8.5 Program Block: parameters
The variables declared in the parameters
program block correspond directly to the variables being sampled by Stan’s samplers (HMC and NUTS). From a user’s perspective, the parameters in the program block are the parameters being sampled by Stan.
Variables declared as parameters cannot be directly assigned values. So there is no block of statements in the parameters
program block. Variable quantities derived from parameters may be declared in the transformed parameters
or generated quantities
blocks, or may be defined as local variables in any statement blocks following their declaration.
There is a substantial amount of computation involved for parameter variables in a Stan program at each leapfrog step within the HMC or NUTS samplers, and a bit more computation along with writes involved for saving the parameter values corresponding to a sample.
Constraining Inverse Transform
Stan’s two samplers, standard Hamiltonian Monte Carlo (HMC) and the adaptive No-U-Turn sampler (NUTS), are most easily (and often most effectively) implemented over a multivariate probability density that has support on all of \(\mathbb{R}^n\). To do this, the parameters defined in the parameters
block must be transformed so they are unconstrained.

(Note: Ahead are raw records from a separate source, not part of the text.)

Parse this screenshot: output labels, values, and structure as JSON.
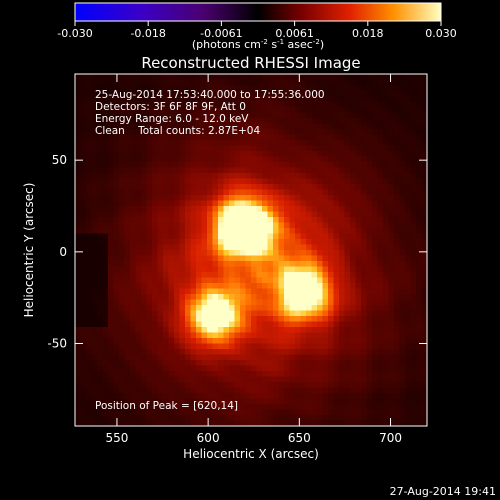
{
  "chart_data": {
    "type": "heatmap",
    "title": "Reconstructed RHESSI Image",
    "xlabel": "Heliocentric X (arcsec)",
    "ylabel": "Heliocentric Y (arcsec)",
    "xlim": [
      527,
      720
    ],
    "ylim": [
      -95,
      97
    ],
    "xticks": [
      550,
      600,
      650,
      700
    ],
    "yticks": [
      50,
      0,
      -50
    ],
    "colorbar": {
      "ticks": [
        "-0.030",
        "-0.018",
        "-0.0061",
        "0.0061",
        "0.018",
        "0.030"
      ],
      "range": [
        -0.03,
        0.03
      ],
      "unit_main": "(photons cm",
      "unit_exp1": "-2",
      "unit_mid": " s",
      "unit_exp2": "-1",
      "unit_mid2": " asec",
      "unit_exp3": "-2",
      "unit_end": ")"
    },
    "annotations": [
      "25-Aug-2014 17:53:40.000 to 17:55:36.000",
      "Detectors: 3F 6F 8F 9F, Att 0",
      "Energy Range: 6.0 - 12.0 keV",
      "Clean    Total counts: 2.87E+04"
    ],
    "peak_label": "Position of Peak = [620,14]",
    "sources": [
      {
        "x": 620,
        "y": 14,
        "peak": 0.03
      },
      {
        "x": 653,
        "y": -22,
        "peak": 0.022
      },
      {
        "x": 603,
        "y": -35,
        "peak": 0.021
      }
    ]
  },
  "footer_timestamp": "27-Aug-2014 19:41",
  "colors": {
    "background": "#000000",
    "text": "#ffffff"
  }
}
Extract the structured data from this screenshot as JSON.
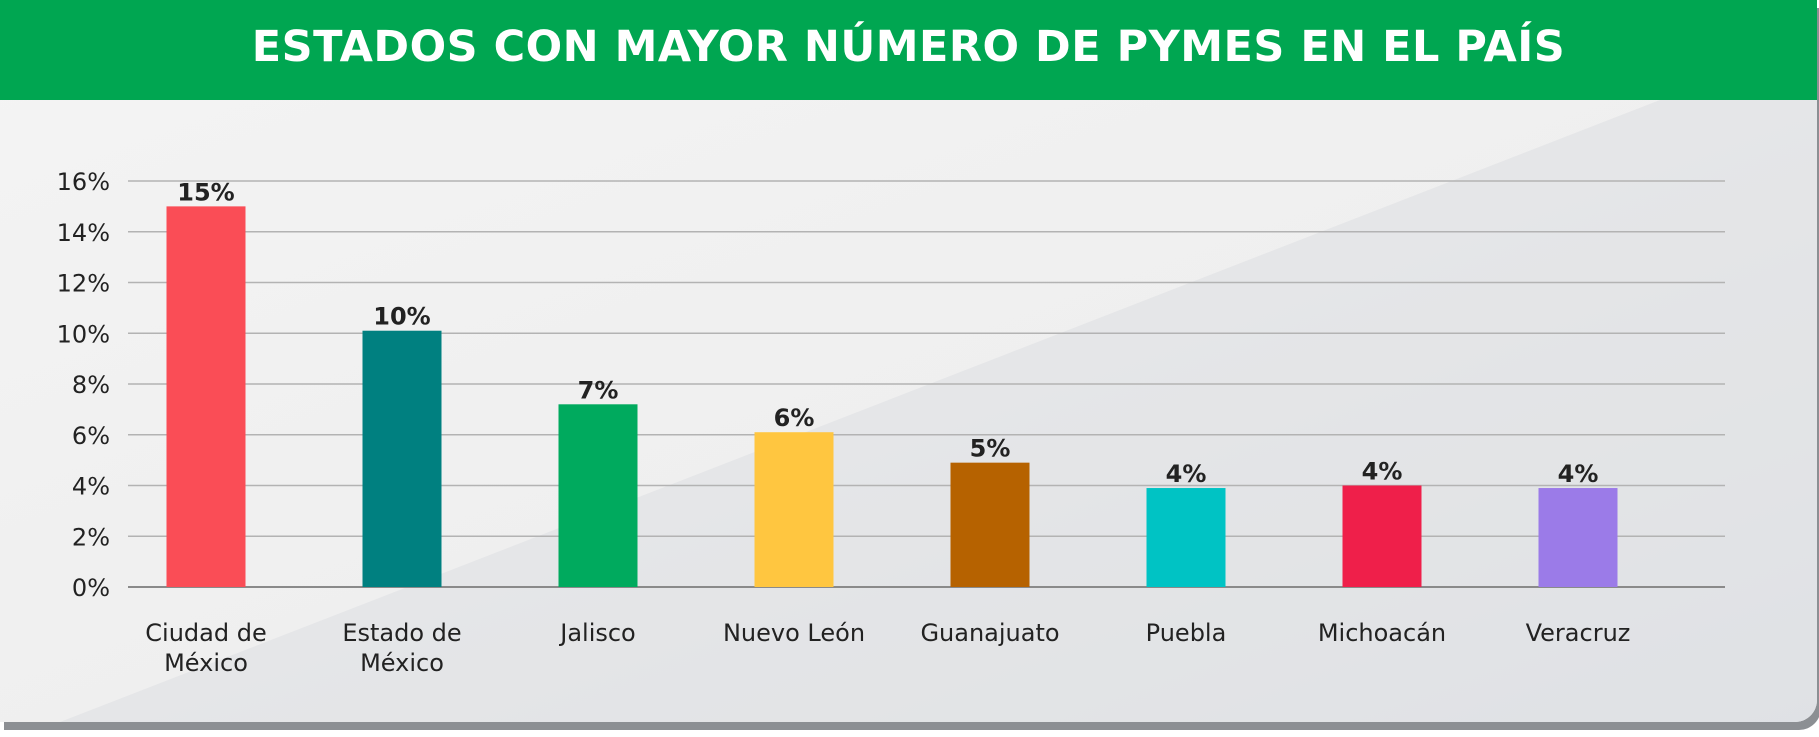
{
  "chart_data": {
    "type": "bar",
    "title": "ESTADOS CON MAYOR NÚMERO DE PYMES EN EL PAÍS",
    "xlabel": "",
    "ylabel": "",
    "ylim": [
      0,
      16
    ],
    "yticks": [
      0,
      2,
      4,
      6,
      8,
      10,
      12,
      14,
      16
    ],
    "ytick_labels": [
      "0%",
      "2%",
      "4%",
      "6%",
      "8%",
      "10%",
      "12%",
      "14%",
      "16%"
    ],
    "grid": true,
    "legend": "none",
    "categories": [
      "Ciudad de México",
      "Estado de México",
      "Jalisco",
      "Nuevo León",
      "Guanajuato",
      "Puebla",
      "Michoacán",
      "Veracruz"
    ],
    "category_lines": [
      [
        "Ciudad de",
        "México"
      ],
      [
        "Estado de",
        "México"
      ],
      [
        "Jalisco"
      ],
      [
        "Nuevo León"
      ],
      [
        "Guanajuato"
      ],
      [
        "Puebla"
      ],
      [
        "Michoacán"
      ],
      [
        "Veracruz"
      ]
    ],
    "values": [
      15,
      10.1,
      7.2,
      6.1,
      4.9,
      3.9,
      4.0,
      3.9
    ],
    "data_labels": [
      "15%",
      "10%",
      "7%",
      "6%",
      "5%",
      "4%",
      "4%",
      "4%"
    ],
    "colors": [
      "#fa4d56",
      "#008080",
      "#00aa5e",
      "#ffc640",
      "#b66200",
      "#00c3c4",
      "#ef1f4a",
      "#9b7be8"
    ]
  }
}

In practice, the samplers keep an unconstrained parameter vector in memory representing the current state of the sampler. The model defined by the compiled Stan program defines an (unnormalized) log probability function over the unconstrained parameters. In order to do this, the log probability function must apply the inverse transform to the unconstrained parameters to calculate the constrained parameters defined in Stan’s parameters
program block. The log Jacobian of the inverse transform is then added to the accumulated log probability function. This then allows the Stan model to be defined in terms of the constrained parameters.

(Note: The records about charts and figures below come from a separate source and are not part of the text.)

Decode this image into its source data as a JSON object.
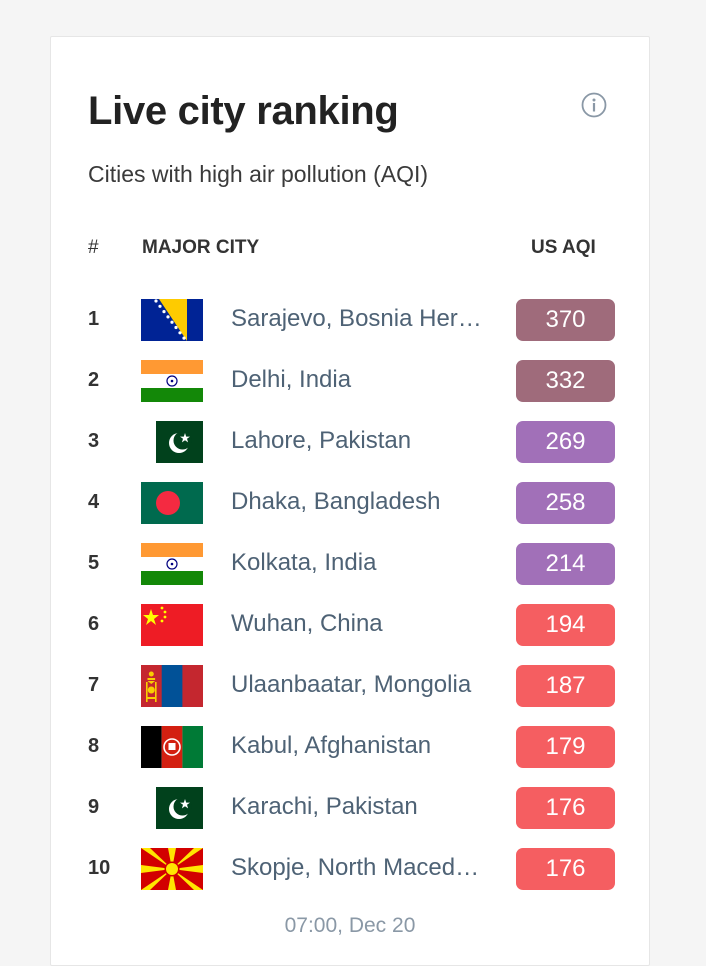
{
  "header": {
    "title": "Live city ranking",
    "subtitle": "Cities with high air pollution (AQI)",
    "info_icon": "info-icon"
  },
  "table": {
    "columns": {
      "rank": "#",
      "city": "MAJOR CITY",
      "aqi": "US AQI"
    },
    "rows": [
      {
        "rank": "1",
        "city": "Sarajevo, Bosnia Herzegovina",
        "aqi": "370",
        "flag": "bosnia",
        "color": "#9f6b7b"
      },
      {
        "rank": "2",
        "city": "Delhi, India",
        "aqi": "332",
        "flag": "india",
        "color": "#9f6b7b"
      },
      {
        "rank": "3",
        "city": "Lahore, Pakistan",
        "aqi": "269",
        "flag": "pakistan",
        "color": "#a170b8"
      },
      {
        "rank": "4",
        "city": "Dhaka, Bangladesh",
        "aqi": "258",
        "flag": "bangladesh",
        "color": "#a170b8"
      },
      {
        "rank": "5",
        "city": "Kolkata, India",
        "aqi": "214",
        "flag": "india",
        "color": "#a170b8"
      },
      {
        "rank": "6",
        "city": "Wuhan, China",
        "aqi": "194",
        "flag": "china",
        "color": "#f55e61"
      },
      {
        "rank": "7",
        "city": "Ulaanbaatar, Mongolia",
        "aqi": "187",
        "flag": "mongolia",
        "color": "#f55e61"
      },
      {
        "rank": "8",
        "city": "Kabul, Afghanistan",
        "aqi": "179",
        "flag": "afghanistan",
        "color": "#f55e61"
      },
      {
        "rank": "9",
        "city": "Karachi, Pakistan",
        "aqi": "176",
        "flag": "pakistan",
        "color": "#f55e61"
      },
      {
        "rank": "10",
        "city": "Skopje, North Macedonia",
        "aqi": "176",
        "flag": "macedonia",
        "color": "#f55e61"
      }
    ]
  },
  "footer": {
    "timestamp": "07:00, Dec 20"
  }
}
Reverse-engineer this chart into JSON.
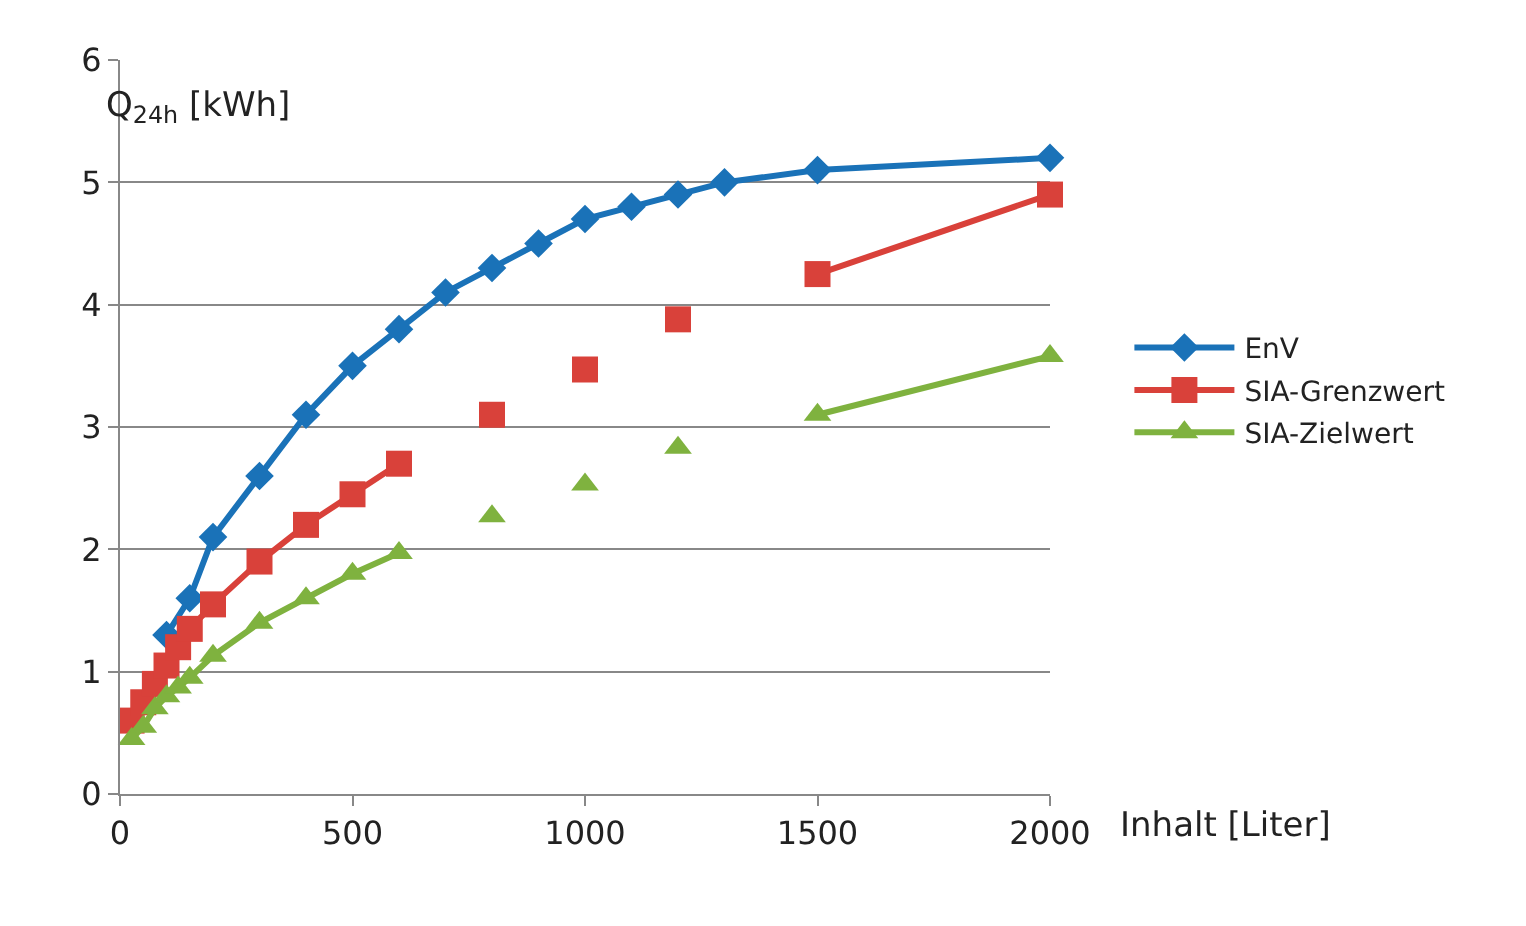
{
  "chart_data": {
    "type": "line",
    "ylabel": "Q$_{24h}$ [kWh]",
    "xlabel": "Inhalt [Liter]",
    "xlim": [
      0,
      2000
    ],
    "xticks": [
      0,
      500,
      1000,
      1500,
      2000
    ],
    "ylim": [
      0,
      6
    ],
    "yticks": [
      0,
      1,
      2,
      3,
      4,
      5,
      6
    ],
    "grid": "y",
    "legend": "right",
    "series": [
      {
        "name": "EnV",
        "color": "#1a72b8",
        "marker": "diamond",
        "x": [
          100,
          150,
          200,
          300,
          400,
          500,
          600,
          700,
          800,
          900,
          1000,
          1100,
          1200,
          1300,
          1500,
          2000
        ],
        "values": [
          1.3,
          1.6,
          2.1,
          2.6,
          3.1,
          3.5,
          3.8,
          4.1,
          4.3,
          4.5,
          4.7,
          4.8,
          4.9,
          5.0,
          5.1,
          5.2
        ]
      },
      {
        "name": "SIA-Grenzwert",
        "color": "#d9413a",
        "marker": "square",
        "x": [
          25,
          50,
          75,
          100,
          125,
          150,
          200,
          300,
          400,
          500,
          600,
          null,
          800,
          null,
          1000,
          null,
          1200,
          null,
          1500,
          2000
        ],
        "values": [
          0.6,
          0.75,
          0.9,
          1.05,
          1.2,
          1.35,
          1.55,
          1.9,
          2.2,
          2.45,
          2.7,
          null,
          3.1,
          null,
          3.47,
          null,
          3.88,
          null,
          4.25,
          4.9
        ]
      },
      {
        "name": "SIA-Zielwert",
        "color": "#7fb23f",
        "marker": "triangle",
        "x": [
          25,
          50,
          75,
          100,
          125,
          150,
          200,
          300,
          400,
          500,
          600,
          null,
          800,
          null,
          1000,
          null,
          1200,
          null,
          1500,
          2000
        ],
        "values": [
          0.45,
          0.55,
          0.7,
          0.8,
          0.87,
          0.95,
          1.13,
          1.4,
          1.6,
          1.8,
          1.97,
          null,
          2.27,
          null,
          2.53,
          null,
          2.83,
          null,
          3.1,
          3.58
        ]
      }
    ]
  }
}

In some cases, the number of parameters is reduced in the unconstrained space. For instance, a \(K\)-simplex only requires \(K-1\) unconstrained parameters, and a \(K\)-correlation matrix only requires \(\binom{K}{2}\) unconstrained parameters. This means that the probability function defined by the compiled Stan program may have fewer parameters than it would appear from looking at the declarations in the parameters
program block.
The probability function on the unconstrained parameters is defined in such a way that the order of the parameters in the vector corresponds to the order of the variables defined in the parameters
program block. The details of the specific transformations are provided in the variable transforms chapter.
Gradient Calculation
Hamiltonian Monte Carlo requires the gradient of the (unnormalized) log probability function with respect to the unconstrained parameters to be evaluated during every leapfrog step. There may be one leapfrog step per sample or hundreds, with more being required for models with complex posterior distribution geometries.
Gradients are calculated behind the scenes using Stan’s algorithmic differentiation library. The time to compute the gradient does not depend directly on the number of parameters, only on the number of subexpressions in the calculation of the log probability. This includes the expressions added from the transforms’ Jacobians.
The amount of work done by the sampler does depend on the number of unconstrained parameters, but this is usually dwarfed by the gradient calculations.
Writing Draws
In the basic Stan compiled program, there is a file to which the values of variables are written for each draw. The constrained versions of the variables are written in the order they are defined in the parameters
block. In order to do this, the transformed parameter, model, and generated quantities statements must also be executed.